Of course, some changes required difficult decisions. In Europe, the restructuring is leading to significant job losses. But painful as these decisions have been, they are the right ones for the long-term health of the business.
Keeping sustainability at the heart of Unilever
We believe Unilever can only continue to thrive if we conduct our business in a sustainable manner.
Integrating social, economic and environmental considerations therefore sits at the heart of many of our brand strategies. A great demonstration of this was the decision to source all of our tea from sustainable, ethical sources. To support this significant change, we asked the Rainforest Alliance to start auditing our tea suppliers with immediate effect. The aim is to have all Lipton Yellow Label and PG Tips tea bags sold in Western Europe certified by 2010 and all Lipton tea bags sold globally by 2015.
We also set the ambitious target of a further 25% reduction in the business's CO2 emissions from energy sources used in production by 2012. And we continued to develop our partnerships with key retail customers, sharing our sustainability expertise to support them in achieving their goals. Wal-Mart responded by naming us 2007 Supplier of the Year for Sustainable Engagement.
The year ahead
Notwithstanding some economic uncertainty and the rising costs of many materials, we are confident that Unilever can grow consistently, profitably and competitively in 2008.
The changes we have made in recent years leave Unilever more resilient and better placed than ever before to meet challenges and respond to opportunities. We have a more flexible, dynamic structure, an increasingly powerful brand portfolio, an unparalleled footprint in the developing world and – in 2008 – we have another exciting programme of innovations and new product launches. Furthermore, we operate in sectors less susceptible than others to the effects of an economic downturn: people will always need to eat, wash and clean their homes.

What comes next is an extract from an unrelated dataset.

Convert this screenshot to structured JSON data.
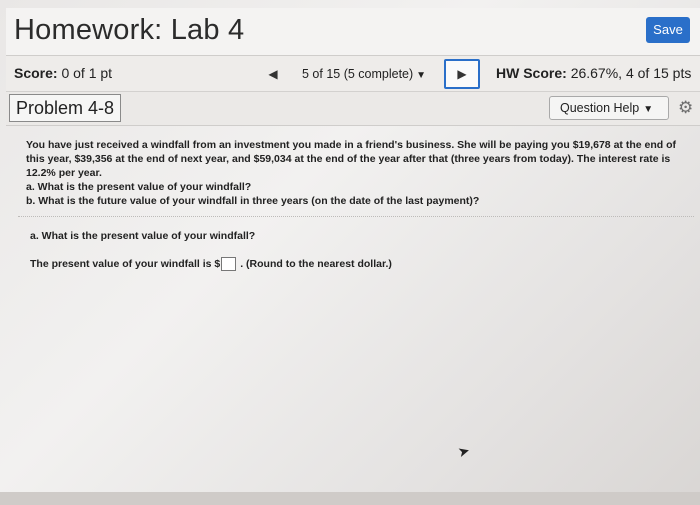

For all these reasons we remain optimistic about the year ahead and confident of making further progress towards our longer-term financial objectives.
On a personal note I would like to thank two members of the Unilever Executive who will leave us in 2008 – Kees van der Graaf and Ralph Kugler. They have been valued colleagues over many years and I thank them for their contribution. Indeed, I would thank the whole of my Executive team, including two great additions during the year, Mike Polk and Jim Lawrence, the latter joining from outside as our new Chief Financial Officer. Thanks also to my colleagues on the Boards, under our new Chairman, Michael Treschow, and especially to every one of our employees around the world for their invaluable contribution to the business's progress in 2007.
Working together, as One Unilever, I am confident that we can look forward to delivering continued success in 2008.